Diane Sara Bouzgarrou et Thomas Jenkoe s’emparent de cette touche poétique pour utiliser de manières différentes les images. THE LAST HILLBILLY n’est pas un simple documentaire qui observe Brian Ritchie, son univers spatial et sa famille. Il y a l’exploration de l’espace intime où vit Brian, le connectant à la nature dans des plans moyens. Les cinéastes captent ce qu’ils nomment « le sanctuaire familial » (le premier chapitre du film), où les images accompagnent le mouvement des personnes dans leur quotidien – de la cabane jusque dans les bois. Une manière de poser le contexte, de nous donner à comprendre la vie des Apalaches, pour en saisir toutes les problématiques passées et présentes. Dans le deuxième chapitre intitulé « la terre vaine », ce n’est pas tant une nouvelle interrogation, mais plutôt une extension des réflexions élaborées par le premier chapitre. Maintenant que le montage nous a installé dans l’espace intime de la famille, l’image peut se libérer et étendre son champ. Le paysage devient alors de plus en plus imposant, le cadre se préoccupant de plus en plus de la liberté qu’il offre. Mais c’est une image qui reste à distance, parce qu’elle saisit de plus en plus les difficultés intemporelles de vivre dans ce paysage. Avec la parole des échanges entre les personnes filmées, l’image réfléchit aux possibilités de transformation (ou adaptation, c’est selon votre interprétation) et à la cruauté d’un paysage hostile. L’image est alors un mélange entre l’observation du réel austère et la construction d’un imaginaire intime passionné. Diane Sara Bouzgarrou et Thomas Jenkoe captent la beauté et la brutalité du rapport organique entre les êtres et la nature.

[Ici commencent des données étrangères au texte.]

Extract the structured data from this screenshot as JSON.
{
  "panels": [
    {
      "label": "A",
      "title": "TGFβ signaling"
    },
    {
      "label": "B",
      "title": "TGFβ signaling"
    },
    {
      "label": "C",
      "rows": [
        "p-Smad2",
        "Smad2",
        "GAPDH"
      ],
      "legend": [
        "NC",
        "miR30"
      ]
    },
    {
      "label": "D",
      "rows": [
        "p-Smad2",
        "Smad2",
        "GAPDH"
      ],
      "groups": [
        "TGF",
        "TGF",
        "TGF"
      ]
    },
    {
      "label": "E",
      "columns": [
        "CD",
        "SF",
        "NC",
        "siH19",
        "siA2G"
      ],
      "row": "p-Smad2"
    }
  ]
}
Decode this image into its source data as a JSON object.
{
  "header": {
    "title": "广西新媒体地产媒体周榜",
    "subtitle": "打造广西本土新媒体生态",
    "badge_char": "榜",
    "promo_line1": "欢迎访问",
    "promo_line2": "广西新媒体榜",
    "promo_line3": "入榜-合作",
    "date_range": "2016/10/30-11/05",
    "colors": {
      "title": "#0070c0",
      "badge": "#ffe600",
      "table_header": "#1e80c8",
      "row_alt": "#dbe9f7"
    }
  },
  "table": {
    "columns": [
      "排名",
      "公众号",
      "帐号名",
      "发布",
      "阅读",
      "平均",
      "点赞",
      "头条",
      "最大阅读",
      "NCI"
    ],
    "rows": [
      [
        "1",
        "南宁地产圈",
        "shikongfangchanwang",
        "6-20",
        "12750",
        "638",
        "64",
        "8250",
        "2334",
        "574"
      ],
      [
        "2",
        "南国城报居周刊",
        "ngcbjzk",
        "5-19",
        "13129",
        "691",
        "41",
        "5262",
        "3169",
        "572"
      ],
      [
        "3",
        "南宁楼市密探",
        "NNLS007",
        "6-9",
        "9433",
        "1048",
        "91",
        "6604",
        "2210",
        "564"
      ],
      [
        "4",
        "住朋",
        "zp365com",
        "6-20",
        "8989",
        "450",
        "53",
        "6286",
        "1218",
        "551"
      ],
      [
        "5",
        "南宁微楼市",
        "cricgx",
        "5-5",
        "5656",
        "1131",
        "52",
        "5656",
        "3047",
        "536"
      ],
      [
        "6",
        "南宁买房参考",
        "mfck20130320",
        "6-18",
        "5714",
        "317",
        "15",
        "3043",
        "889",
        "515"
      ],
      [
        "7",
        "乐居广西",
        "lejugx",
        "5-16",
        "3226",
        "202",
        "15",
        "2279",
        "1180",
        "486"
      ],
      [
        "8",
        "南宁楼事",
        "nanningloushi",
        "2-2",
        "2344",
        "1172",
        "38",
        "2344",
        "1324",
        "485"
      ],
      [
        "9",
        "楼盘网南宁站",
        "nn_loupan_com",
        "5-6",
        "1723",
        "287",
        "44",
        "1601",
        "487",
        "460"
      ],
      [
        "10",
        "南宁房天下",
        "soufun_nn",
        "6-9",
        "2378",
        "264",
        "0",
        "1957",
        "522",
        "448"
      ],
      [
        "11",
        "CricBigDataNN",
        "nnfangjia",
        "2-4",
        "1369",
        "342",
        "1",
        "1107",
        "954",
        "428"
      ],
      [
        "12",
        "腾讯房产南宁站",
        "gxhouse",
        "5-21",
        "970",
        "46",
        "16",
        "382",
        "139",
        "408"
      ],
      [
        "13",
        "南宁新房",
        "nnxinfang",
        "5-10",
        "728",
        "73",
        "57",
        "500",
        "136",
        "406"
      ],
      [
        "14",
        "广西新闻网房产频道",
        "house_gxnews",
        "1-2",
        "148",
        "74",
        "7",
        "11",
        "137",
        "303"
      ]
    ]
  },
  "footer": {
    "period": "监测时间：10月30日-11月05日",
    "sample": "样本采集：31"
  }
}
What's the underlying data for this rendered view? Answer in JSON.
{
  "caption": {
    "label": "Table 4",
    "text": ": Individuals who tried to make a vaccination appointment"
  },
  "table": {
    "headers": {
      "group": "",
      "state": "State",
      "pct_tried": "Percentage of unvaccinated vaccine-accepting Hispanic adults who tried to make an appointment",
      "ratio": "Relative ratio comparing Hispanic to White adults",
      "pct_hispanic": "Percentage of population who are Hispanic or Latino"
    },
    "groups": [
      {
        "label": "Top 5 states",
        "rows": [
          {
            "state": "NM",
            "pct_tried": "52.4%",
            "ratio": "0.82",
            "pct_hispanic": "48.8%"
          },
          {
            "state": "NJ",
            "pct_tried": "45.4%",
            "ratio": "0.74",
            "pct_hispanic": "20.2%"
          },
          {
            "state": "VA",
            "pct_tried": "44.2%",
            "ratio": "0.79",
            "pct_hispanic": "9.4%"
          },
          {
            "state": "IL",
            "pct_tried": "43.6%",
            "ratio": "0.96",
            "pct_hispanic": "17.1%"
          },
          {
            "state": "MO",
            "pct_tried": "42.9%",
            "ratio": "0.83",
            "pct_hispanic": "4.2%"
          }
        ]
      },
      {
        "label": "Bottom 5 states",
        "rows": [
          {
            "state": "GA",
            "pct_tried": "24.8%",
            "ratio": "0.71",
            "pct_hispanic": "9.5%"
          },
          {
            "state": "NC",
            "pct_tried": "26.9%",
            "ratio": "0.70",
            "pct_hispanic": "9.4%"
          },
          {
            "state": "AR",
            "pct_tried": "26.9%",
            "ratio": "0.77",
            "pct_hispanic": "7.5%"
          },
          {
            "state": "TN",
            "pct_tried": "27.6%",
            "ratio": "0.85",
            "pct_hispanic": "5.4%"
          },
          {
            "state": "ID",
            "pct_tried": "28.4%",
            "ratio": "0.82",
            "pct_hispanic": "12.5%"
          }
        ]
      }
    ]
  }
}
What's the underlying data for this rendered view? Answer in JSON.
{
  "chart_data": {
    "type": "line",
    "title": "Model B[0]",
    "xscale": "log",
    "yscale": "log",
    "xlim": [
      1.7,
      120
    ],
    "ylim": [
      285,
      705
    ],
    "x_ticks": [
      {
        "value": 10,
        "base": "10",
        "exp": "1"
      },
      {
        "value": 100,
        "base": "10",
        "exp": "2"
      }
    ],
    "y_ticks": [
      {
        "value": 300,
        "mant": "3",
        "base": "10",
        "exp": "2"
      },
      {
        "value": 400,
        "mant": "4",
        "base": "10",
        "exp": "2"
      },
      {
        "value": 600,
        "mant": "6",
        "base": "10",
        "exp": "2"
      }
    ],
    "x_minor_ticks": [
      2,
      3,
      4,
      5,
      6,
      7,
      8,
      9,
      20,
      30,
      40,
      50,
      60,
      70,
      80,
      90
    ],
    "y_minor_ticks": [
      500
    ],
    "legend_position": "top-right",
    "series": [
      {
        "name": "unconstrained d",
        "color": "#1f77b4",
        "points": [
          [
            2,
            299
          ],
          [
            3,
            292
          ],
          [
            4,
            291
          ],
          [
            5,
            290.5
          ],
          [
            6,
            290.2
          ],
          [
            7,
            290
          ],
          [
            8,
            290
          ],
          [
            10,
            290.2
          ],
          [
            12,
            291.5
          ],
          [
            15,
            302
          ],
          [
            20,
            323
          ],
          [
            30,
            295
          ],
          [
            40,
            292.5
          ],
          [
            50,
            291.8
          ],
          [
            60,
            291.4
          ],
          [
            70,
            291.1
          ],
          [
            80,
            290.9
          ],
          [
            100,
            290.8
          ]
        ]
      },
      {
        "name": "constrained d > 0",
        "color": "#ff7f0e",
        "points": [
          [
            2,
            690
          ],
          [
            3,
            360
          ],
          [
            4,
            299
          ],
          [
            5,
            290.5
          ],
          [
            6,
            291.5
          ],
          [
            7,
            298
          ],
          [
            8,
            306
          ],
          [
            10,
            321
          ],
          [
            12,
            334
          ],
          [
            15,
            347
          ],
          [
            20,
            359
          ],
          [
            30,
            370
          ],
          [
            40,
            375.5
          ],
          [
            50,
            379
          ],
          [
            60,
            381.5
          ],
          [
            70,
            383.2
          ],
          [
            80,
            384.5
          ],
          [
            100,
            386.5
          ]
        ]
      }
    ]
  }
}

Un respect des êtres envers le paysage qui se transmet dans les images, parce que THE LAST HILLBILLY consiste dans le simple geste de transmettre la parole et l’expérience de cette vie dans les Apalaches. Une immersion totale qui se ferme complètement du hors-champ, qui représente la civilisation extérieure perpétrant les préjugés. Cet isolement recréé par le cadre est une grand plongée dans l’inconnu, comme si l’imaginaire collectif du hors-champ se voit confronté à la réalité. Cela va donc avec une musique bien dérangeante voire hypnotisante. Comme si les trois chapitres sont une lecture en trois étapes. C’est à partir de cette idée que le documentaire prend une dimension quasi mystique, telle l’incarnation personnifiée et photographique d’idées restées abstraites pendant longtemps. Une esthétique caractérisée par cette nuance constante entre passé et présent (et l’évocation du futur par la parole qui s’incruste dans des monologues en plan fixe), par une impression de parcourir le réel et les rêves des Apalachiens, avec un contraste bien appuyé et une légère saturation des couleurs (pour capturer la beauté et la pauvreté du paysage). Bien que la voix-off pleine de poésie quasi transcendante tend à disparaître petit à petit, il y a tout de même une épreuve du temps. Grâce à cette dimension mystique, le cadre raconte que rien n’est figé dans le temps, que tout fait partie d’un cycle – comme avec le paysage. Ce n’est donc pas innocent que le film, dans son troisième chapitre, se dirige vers l’avenir en changeant son focus afin d’épouser le point de vue de la jeunesse. Parce qu’après tout, malgré la beauté et la sauvagerie du paysage, malgré la compréhension visuelle de ce qui existe, il faut se tourner vers l’avenir et son appréhension.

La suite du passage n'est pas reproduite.